Он замахал руками, указывая сразу во все стороны, а потом оцепенел, заметив над землей нечто первозданное. Робби увидел их первым, когда они казались просто пятнышками: семейство из трех песчаных журавлей, летящих в свободном строю на юг, к зимним квартирам, которые юный потомок еще не видел. Они улетали поздно. Но вся осень запаздывала на несколько недель, в то время как наступление следующей весны обещало быть преждевременным.
Они приближались растянутой цепочкой. Их изогнутые крылья, точно серые шали с черной бахромой, поднимались и опускались. Длинные темные кончики маховых перьев напоминали призрачные пальцы. Журавли летели, вытянувшись единой стрелой от первого клюва до последних когтей.
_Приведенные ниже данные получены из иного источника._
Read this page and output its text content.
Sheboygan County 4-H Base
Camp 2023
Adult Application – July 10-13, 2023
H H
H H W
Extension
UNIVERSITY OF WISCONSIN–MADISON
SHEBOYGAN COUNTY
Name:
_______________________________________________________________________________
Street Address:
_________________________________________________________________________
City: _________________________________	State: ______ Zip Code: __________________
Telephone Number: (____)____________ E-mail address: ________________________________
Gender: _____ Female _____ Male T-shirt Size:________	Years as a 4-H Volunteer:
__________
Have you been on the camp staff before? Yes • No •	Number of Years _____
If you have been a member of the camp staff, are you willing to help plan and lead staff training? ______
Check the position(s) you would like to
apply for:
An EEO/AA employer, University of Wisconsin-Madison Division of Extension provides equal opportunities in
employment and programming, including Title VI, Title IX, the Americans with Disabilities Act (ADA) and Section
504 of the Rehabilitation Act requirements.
У каждого между тонкой шеей и ногами виднелась выпуклость тела, которое казалось слишком громоздким, чтобы подняться в воздух, даже с учетом размаха огромных крыльев.
Птичий зов повторился, и Робби схватил меня за руку. Одна, вторая, все три птицы вместе издали аккорд, пробирающий до глубины души. Они оказались так близко, что мы увидели красные пятна на их головах, формой напоминающих луковицу.
– Динозавры, папа.
Птицы пролетели над нами. Робби стоял неподвижно и смотрел, как они с каждым взмахом крыльев все больше растворяются в пустоте. Он казался испуганным и маленьким, не понимающим, как оказался здесь, на краю леса, воды и неба. Наконец его хватка на моем запястье ослабла.
– Почему мы решили, что узнаем инопланетян? Мы даже собственных птиц не знаем.
Мы увидели Симилис издалека. Это был безупречный шар цвета индиго, мерцающий отраженным светом ближайшей звезды.
– Что это такое? – спросил мой сын. – Похоже на творение чьих-то рук.
– Это солнечная батарея.
– Солнечная батарея, которая покрывает всю планету? С ума сойти!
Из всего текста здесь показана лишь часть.